Even as shipping rates have been volatile in the past few years, Essar Shipping is holding ground due to advantages such as, support from the group or its growing oil-fields business. A R Ramakrishnan, managing director, Essar Shipping, talks to Shubhashish and Katya B Naidu about the company’s business, and the behaviour of international shipping industry and its effects. Edited excerpts:
There has been a slowdown in the dry bulk shipping rates. Is this yet another sign of slowdown?
If you look at the global scenario, shipping rates have been under pressure. In the past few months, the rates in the dry bulk market have fallen drastically. That being said, in my opinion, new deliveries will keep happening in capsize vessels this year. But if you look at 2013, the new deliveries will taper off. Therefore, the pressure that is coming because of addition of fleet would should start reducing.
Do you see any uptick in tanker rates?
Dry bulk freight rates are under pressure, but rates on the crude oil side have improved in the past months. Tanker rates, for example, in the spot market, are hovering around $30,000 per day. Newer refineries like Reliance and Essar are sourcing oil from Latin American countries as these refineries are capable of cracking low-grade crude. There is this margin available to them in terms of the lower crude price from the Latin American market, compared to the Middle East. So, you will see a lot of crude coming in from countries like Mexico and Venezuela. That is a long-haul trade and more very large crude carriers or VLCCs would be required. I think that would add to the positive side of the freight rates going up.

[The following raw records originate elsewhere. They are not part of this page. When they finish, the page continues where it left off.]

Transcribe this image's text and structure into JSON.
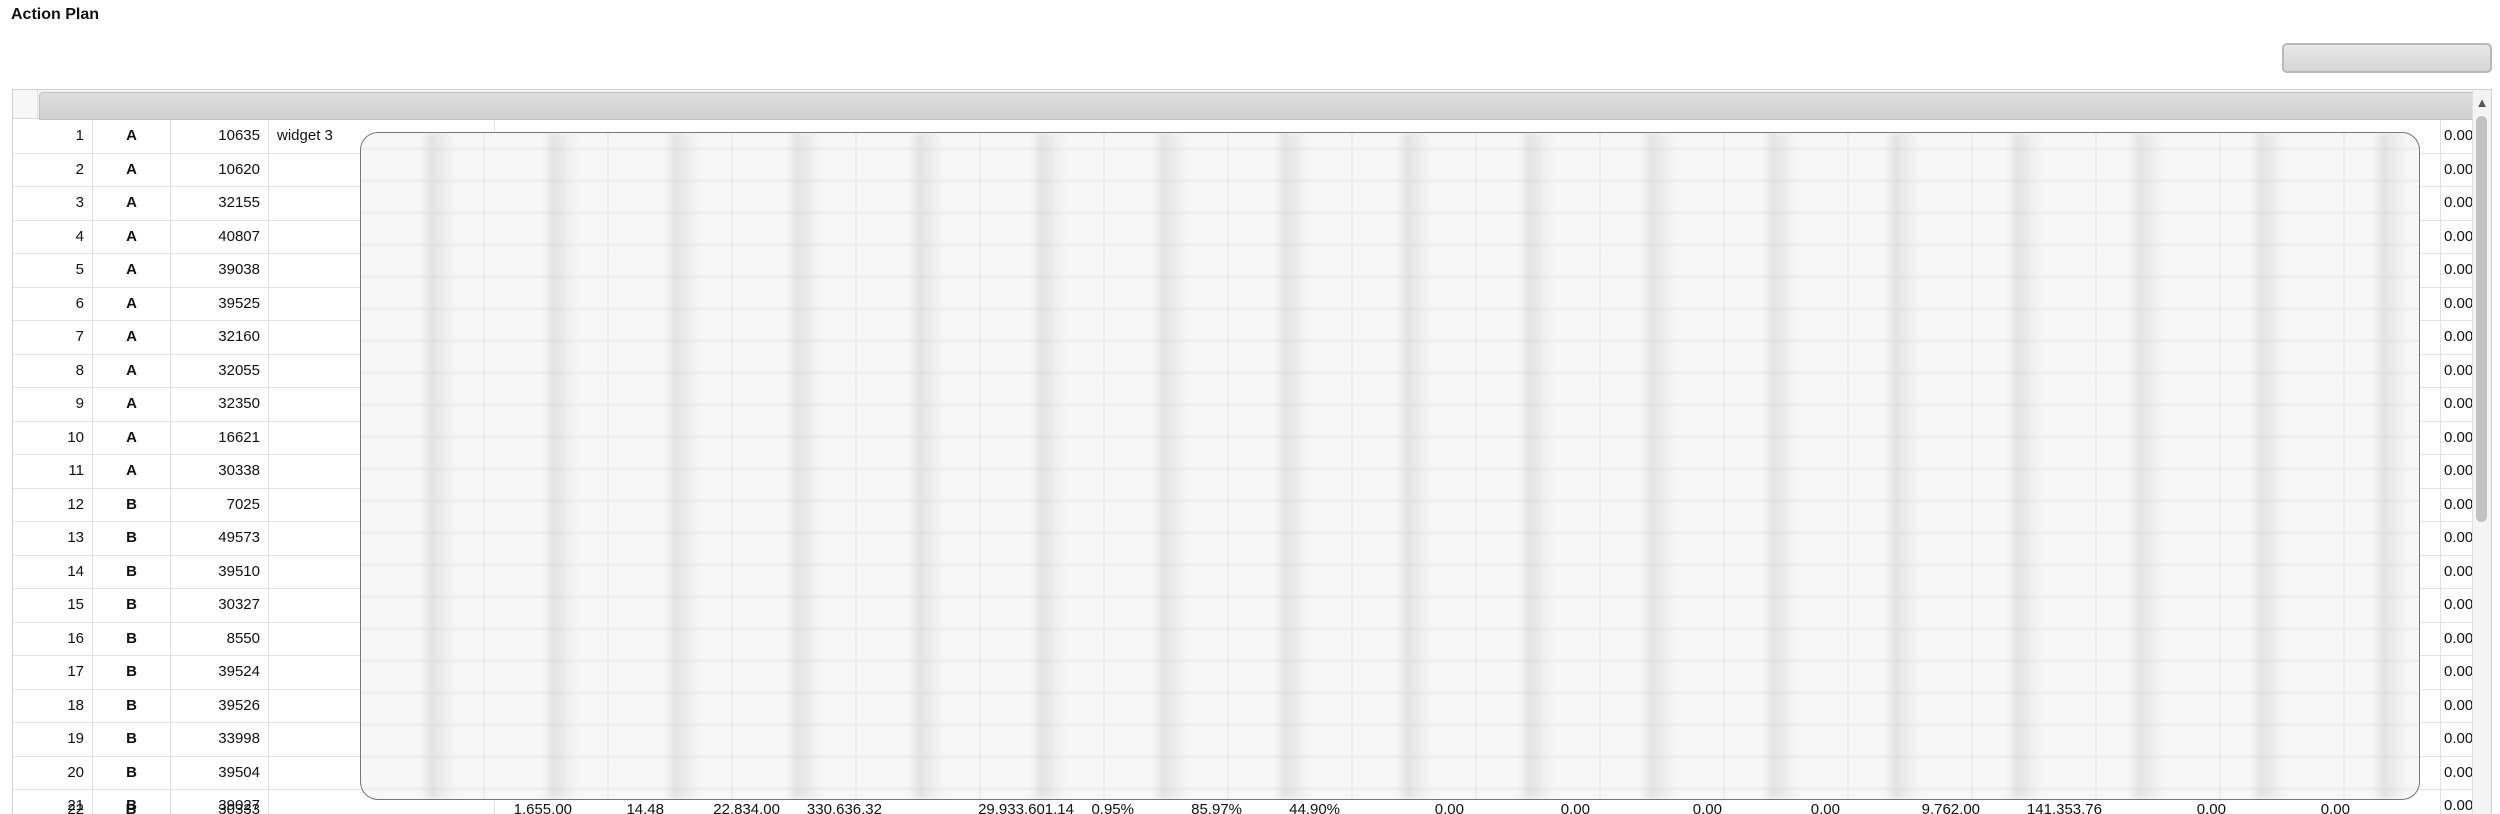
{
  "page": {
    "title": "Action Plan"
  },
  "grid": {
    "rows": [
      {
        "num": "1",
        "group": "A",
        "id": "10635",
        "name": "widget 3",
        "last": "0.00"
      },
      {
        "num": "2",
        "group": "A",
        "id": "10620",
        "name": "",
        "last": "0.00"
      },
      {
        "num": "3",
        "group": "A",
        "id": "32155",
        "name": "",
        "last": "0.00"
      },
      {
        "num": "4",
        "group": "A",
        "id": "40807",
        "name": "",
        "last": "0.00"
      },
      {
        "num": "5",
        "group": "A",
        "id": "39038",
        "name": "",
        "last": "0.00"
      },
      {
        "num": "6",
        "group": "A",
        "id": "39525",
        "name": "",
        "last": "0.00"
      },
      {
        "num": "7",
        "group": "A",
        "id": "32160",
        "name": "",
        "last": "0.00"
      },
      {
        "num": "8",
        "group": "A",
        "id": "32055",
        "name": "",
        "last": "0.00"
      },
      {
        "num": "9",
        "group": "A",
        "id": "32350",
        "name": "",
        "last": "0.00"
      },
      {
        "num": "10",
        "group": "A",
        "id": "16621",
        "name": "",
        "last": "0.00"
      },
      {
        "num": "11",
        "group": "A",
        "id": "30338",
        "name": "",
        "last": "0.00"
      },
      {
        "num": "12",
        "group": "B",
        "id": "7025",
        "name": "",
        "last": "0.00"
      },
      {
        "num": "13",
        "group": "B",
        "id": "49573",
        "name": "",
        "last": "0.00"
      },
      {
        "num": "14",
        "group": "B",
        "id": "39510",
        "name": "",
        "last": "0.00"
      },
      {
        "num": "15",
        "group": "B",
        "id": "30327",
        "name": "",
        "last": "0.00"
      },
      {
        "num": "16",
        "group": "B",
        "id": "8550",
        "name": "",
        "last": "0.00"
      },
      {
        "num": "17",
        "group": "B",
        "id": "39524",
        "name": "",
        "last": "0.00"
      },
      {
        "num": "18",
        "group": "B",
        "id": "39526",
        "name": "",
        "last": "0.00"
      },
      {
        "num": "19",
        "group": "B",
        "id": "33998",
        "name": "",
        "last": "0.00"
      },
      {
        "num": "20",
        "group": "B",
        "id": "39504",
        "name": "",
        "last": "0.00"
      },
      {
        "num": "21",
        "group": "B",
        "id": "39027",
        "name": "",
        "last": "0.00"
      }
    ],
    "partial_row": {
      "num": "22",
      "group": "B",
      "id": "30333",
      "values": [
        "1,655.00",
        "14.48",
        "22,834.00",
        "330,636.32",
        "29,933,601.14",
        "0.95%",
        "85.97%",
        "44.90%",
        "0.00",
        "0.00",
        "0.00",
        "0.00",
        "9,762.00",
        "141,353.76",
        "0.00",
        "0.00"
      ]
    }
  }
}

Do you think higher tanker rates will sustain?
I think they should be, unless there is something dramatically going wrong in Europe. China is doing alright and there are no serious concerns about its intake of crude oil or iron ore. India would also continue to buy crude at a fairly reasonable rate. I think, overall, freight rates in the tanker segment should start looking up because it has been down for too long.
Isn’t the over supply of vessels still a concern?
The growth of vessels in the tanker segment is far less than those in the dry bulk side. The rate of fleet addition is in the range of 10-15 per cent on the dry bulk side, and 5-6 per cent on the tanker side. In the meantime, the older VLCCs are getting out of the way as demolition of ships have picked up. It is higher this year than the past year.
We are in a slightly better position as compared to our peers. A distinct advantage we have is our group cargo, which is also part of our business. There is a steady revenue stream that we have with the group companies in the form of long-term contracts.
What percentage of your cargo comes from group companies?
At present, it is around 60 per cent. My intention is to maintain 55-45 per cent balance between group cargo and cargo from others.
We must have a strong visibility of revenues through long-term contracts and at the same time have good mix of third-party cargo because that helps in leveraging a lot, whether in terms of operations or for the stakeholders.
What are the macro drivers for growth in shipping rates?
India and China targeting over seven per cent growth is a healthy sign. I feel there would be good opportunities going forward, as there is expansion happening in India, in the power, refining and steel sectors. There are tremendous amount of commodities that will be needed to be moved, whether it is coal, iron ore, or crude oil.
What are the growth areas?
Essar Shipping has three businesses under it. Apart from shipping, we have two subsidiaries. One of them does the drilling business, and the other has logistics business. The drilling business is the one that is really turning a lot in favour of Essar Shipping. We own assets such as a rig that could operate in conditions like 500 metres into water. We have a dozen of land-rigs ranging from 250 to 2,000 HP and a couple of jack-up rigs under construction.
This is going to bring in much more revenue than it did in the previous year, because the contracts that we have now secured are far higher earnings than the earlier ones. Top line is growing substantially in the oil-fields business. More importantly, Ebitda is increasing as these are high Ebitda businesses.
Are you planning to build scale into oil-fields business?
That is what we are trying to build it abroad. We are looking at how we can grow the drilling business and bring a bigger value to the business. With the contracts that we had secured in the past few months, our presence in the oil-fields business is far better and much higher.
How is your logistics business growing?
We are a fairly large logistics company. We are clocking in revenue of Rs 1,200 crore, and this is a substantial revenue for any logistics company.